Habertürk
    Takipde Kalın!
      Günlük gelişmeleri takip edebilmek için habertürk uygulamasını indirin

        4-14 Eylül tarihleri arasında 39. kez düzenlenen Toronto Uluslararası Film Festivali, ‘Geceyarısı Çılgınlığı’ bölümünün etiketini de arkasına alıp yine korku filmlerinin yoğun olduğu bir programa sahipti. 10 filmlik bu seçkide Adam Wingard ve Kevin Smith’in başarılı işlerinin yanına paralel ‘Vanguard’ bölümünden formda bir Takashi Miike eklendi. TIFF, korku sinemasının 2014-2015 sezonuna damga vuracağını programdaki filmlerle duyurmuş oldu.
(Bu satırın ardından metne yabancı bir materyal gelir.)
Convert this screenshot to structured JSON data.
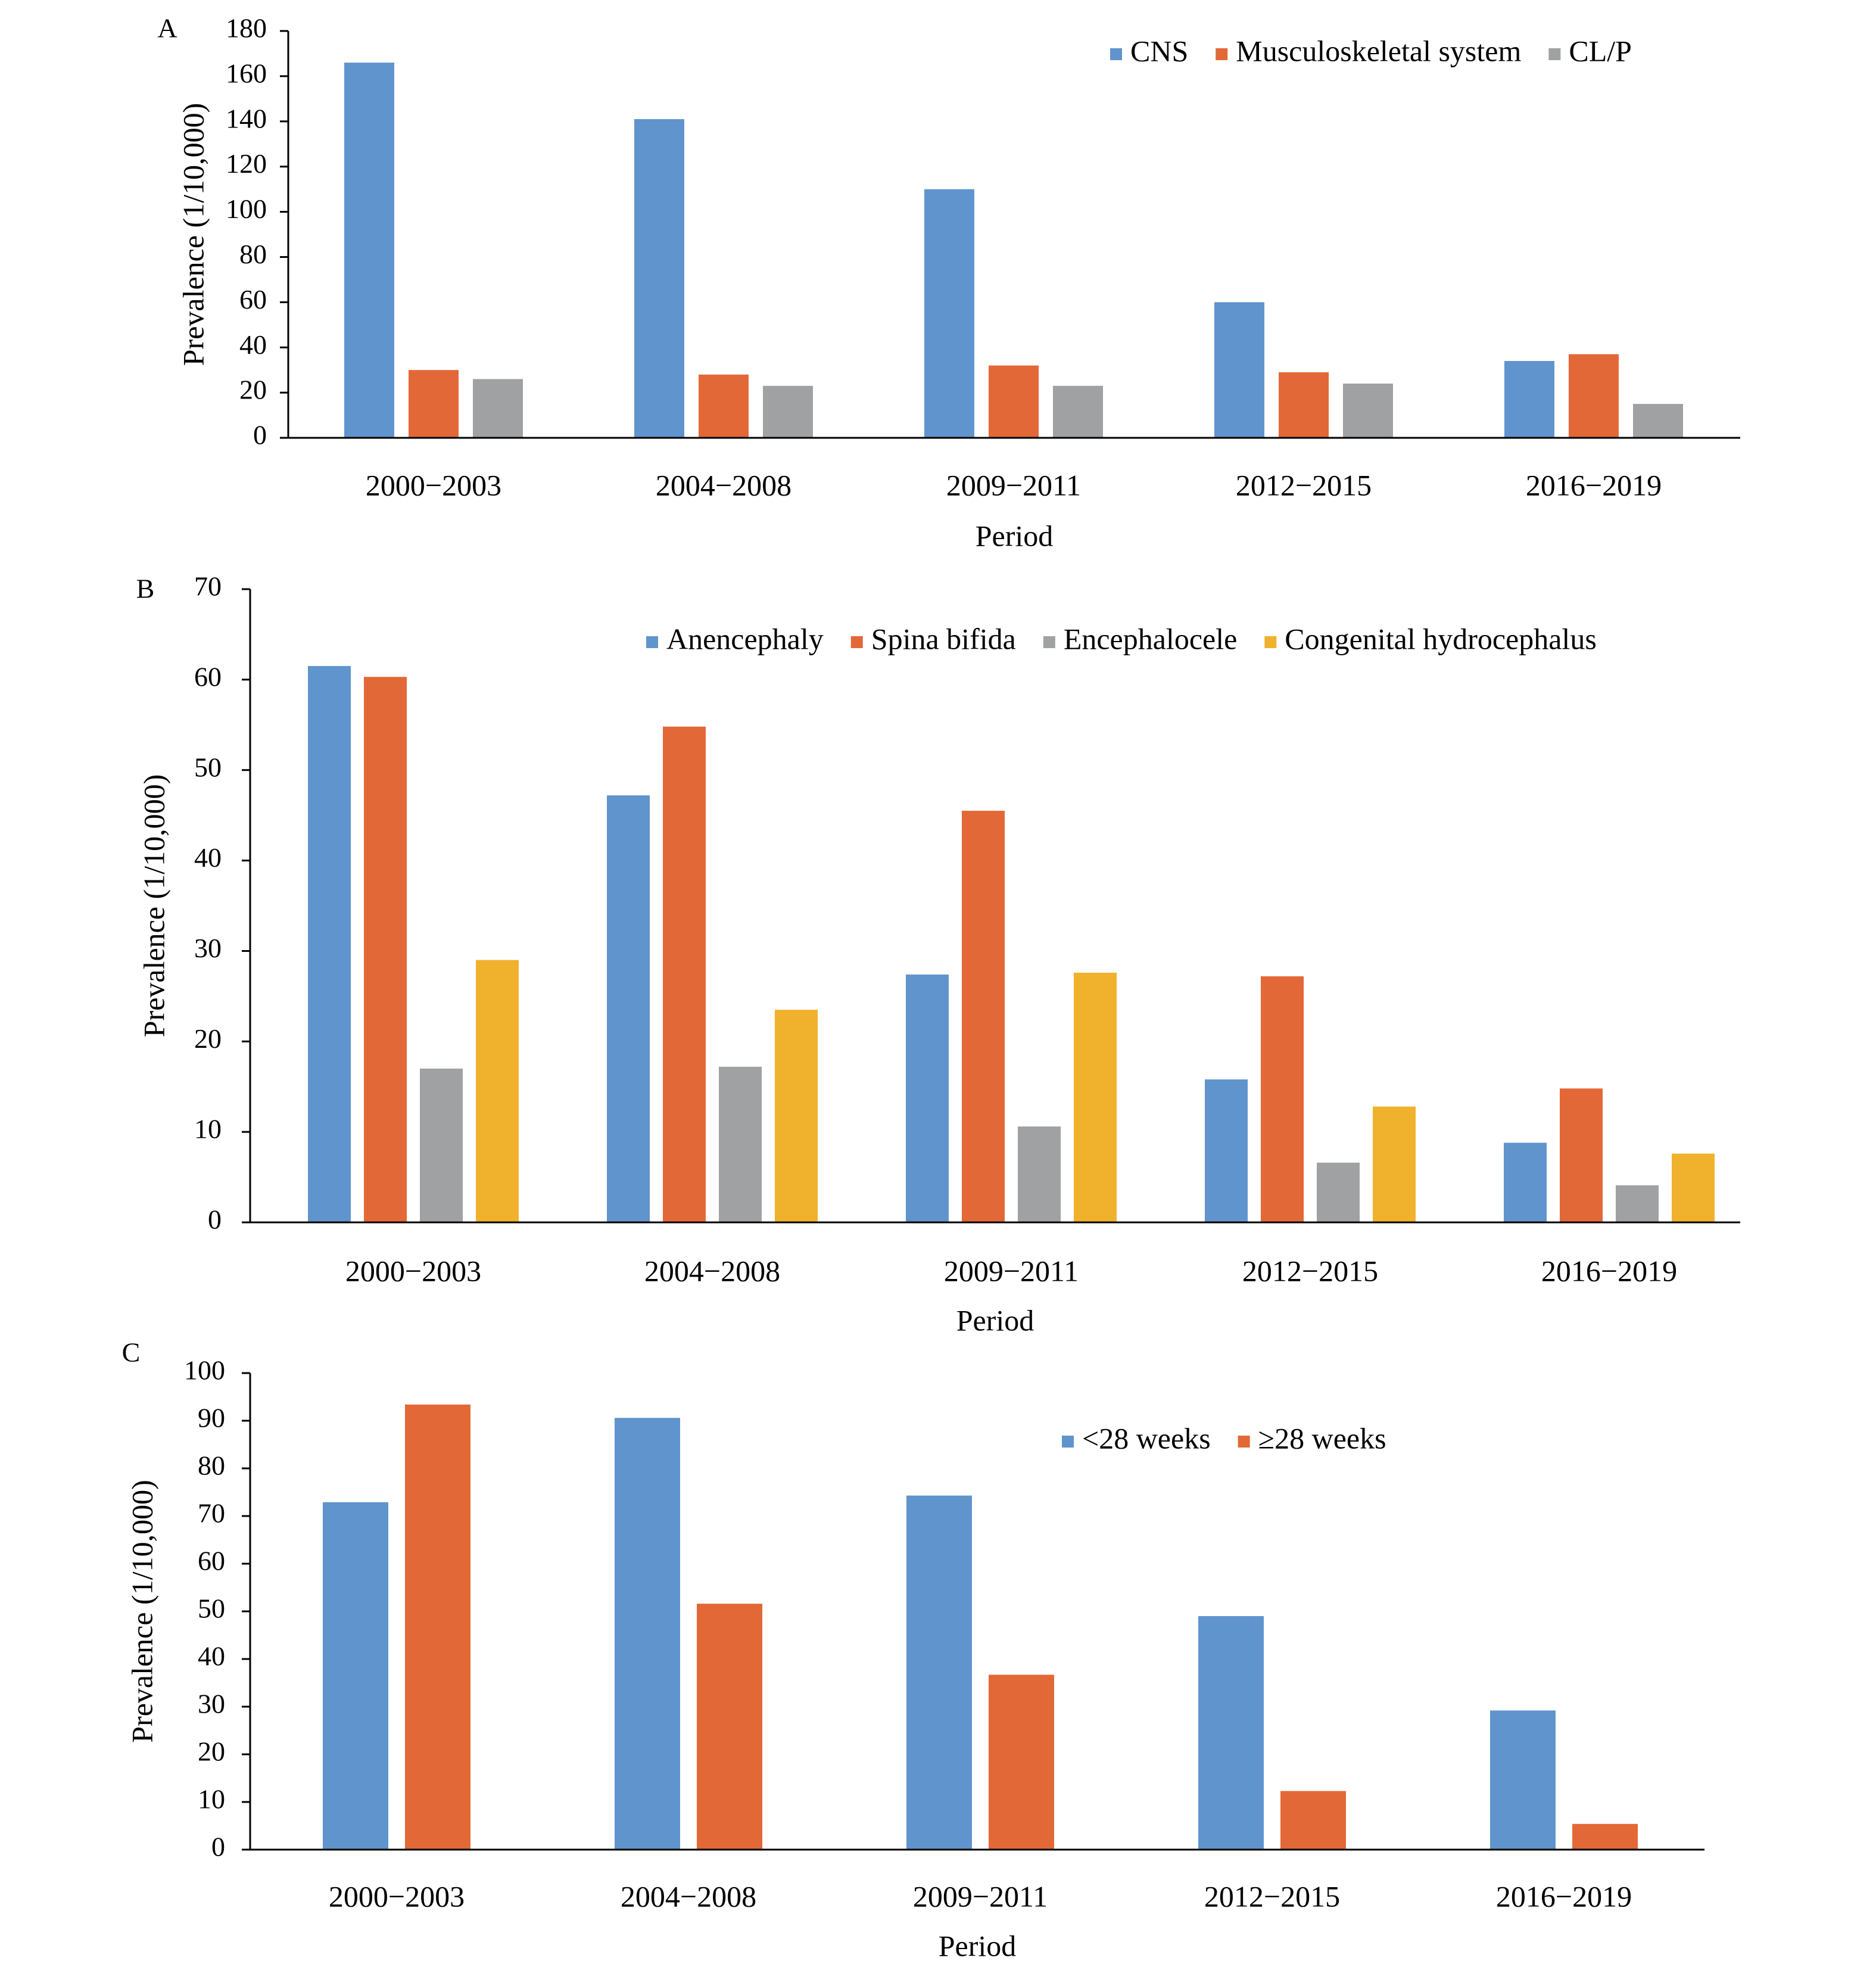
{
  "chart_data": [
    {
      "panel": "A",
      "type": "bar",
      "categories": [
        "2000−2003",
        "2004−2008",
        "2009−2011",
        "2012−2015",
        "2016−2019"
      ],
      "series": [
        {
          "name": "CNS",
          "color": "#6094cd",
          "values": [
            166,
            141,
            110,
            60,
            34
          ]
        },
        {
          "name": "Musculoskeletal system",
          "color": "#e36837",
          "values": [
            30,
            28,
            32,
            29,
            37
          ]
        },
        {
          "name": "CL/P",
          "color": "#a0a1a3",
          "values": [
            26,
            23,
            23,
            24,
            15
          ]
        }
      ],
      "xlabel": "Period",
      "ylabel": "Prevalence (1/10,000)",
      "ylim": [
        0,
        180
      ],
      "ytick_step": 20,
      "yticks": [
        "0",
        "20",
        "40",
        "60",
        "80",
        "100",
        "120",
        "140",
        "160",
        "180"
      ],
      "legend_position": "top-right",
      "grid": false
    },
    {
      "panel": "B",
      "type": "bar",
      "categories": [
        "2000−2003",
        "2004−2008",
        "2009−2011",
        "2012−2015",
        "2016−2019"
      ],
      "series": [
        {
          "name": "Anencephaly",
          "color": "#6094cd",
          "values": [
            61.5,
            47.2,
            27.4,
            15.8,
            8.8
          ]
        },
        {
          "name": "Spina bifida",
          "color": "#e36837",
          "values": [
            60.3,
            54.8,
            45.5,
            27.2,
            14.8
          ]
        },
        {
          "name": "Encephalocele",
          "color": "#a0a1a3",
          "values": [
            17.0,
            17.2,
            10.6,
            6.6,
            4.1
          ]
        },
        {
          "name": "Congenital hydrocephalus",
          "color": "#f0b12c",
          "values": [
            29.0,
            23.5,
            27.6,
            12.8,
            7.6
          ]
        }
      ],
      "xlabel": "Period",
      "ylabel": "Prevalence (1/10,000)",
      "ylim": [
        0,
        70
      ],
      "ytick_step": 10,
      "yticks": [
        "0",
        "10",
        "20",
        "30",
        "40",
        "50",
        "60",
        "70"
      ],
      "legend_position": "top-right",
      "grid": false
    },
    {
      "panel": "C",
      "type": "bar",
      "categories": [
        "2000−2003",
        "2004−2008",
        "2009−2011",
        "2012−2015",
        "2016−2019"
      ],
      "series": [
        {
          "name": "<28 weeks",
          "color": "#6094cd",
          "values": [
            72.9,
            90.6,
            74.3,
            49.0,
            29.2
          ]
        },
        {
          "name": "≥28 weeks",
          "color": "#e36837",
          "values": [
            93.4,
            51.6,
            36.7,
            12.3,
            5.4
          ]
        }
      ],
      "xlabel": "Period",
      "ylabel": "Prevalence (1/10,000)",
      "ylim": [
        0,
        100
      ],
      "ytick_step": 10,
      "yticks": [
        "0",
        "10",
        "20",
        "30",
        "40",
        "50",
        "60",
        "70",
        "80",
        "90",
        "100"
      ],
      "legend_position": "top-right",
      "grid": false
    }
  ]
}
Klasikleşmesi beklenebilecek “Goodnight Mommy”, “The Guest”, “It Follows” ve “Over Your Dead Body”nin isimlerini bir kenara not edin derim!

        Doğrusunu söylemek gerekirse Toronto Film Festivali’nin simgeleşen ‘Geceyarısı Çılgınlığı’ bölümü “Ruhlar Bölgesi”nin (“Insidious”) dünya prömiyerinin yapıldığı 2010 yılından bu yana fazla tatmin etmemişti. İşi korku-komediye ve çöp, B sınıfı korku filmlerine (genelde Amerikan) bırakmıştı. Evet, totalden bağımsız bakınca “The Bay” (2012), “Lords of Salem” (2012), “Rigor Mortis” (“Gueng Si”, 2013) gibi eserlerle bir memnuniyet aşıladı.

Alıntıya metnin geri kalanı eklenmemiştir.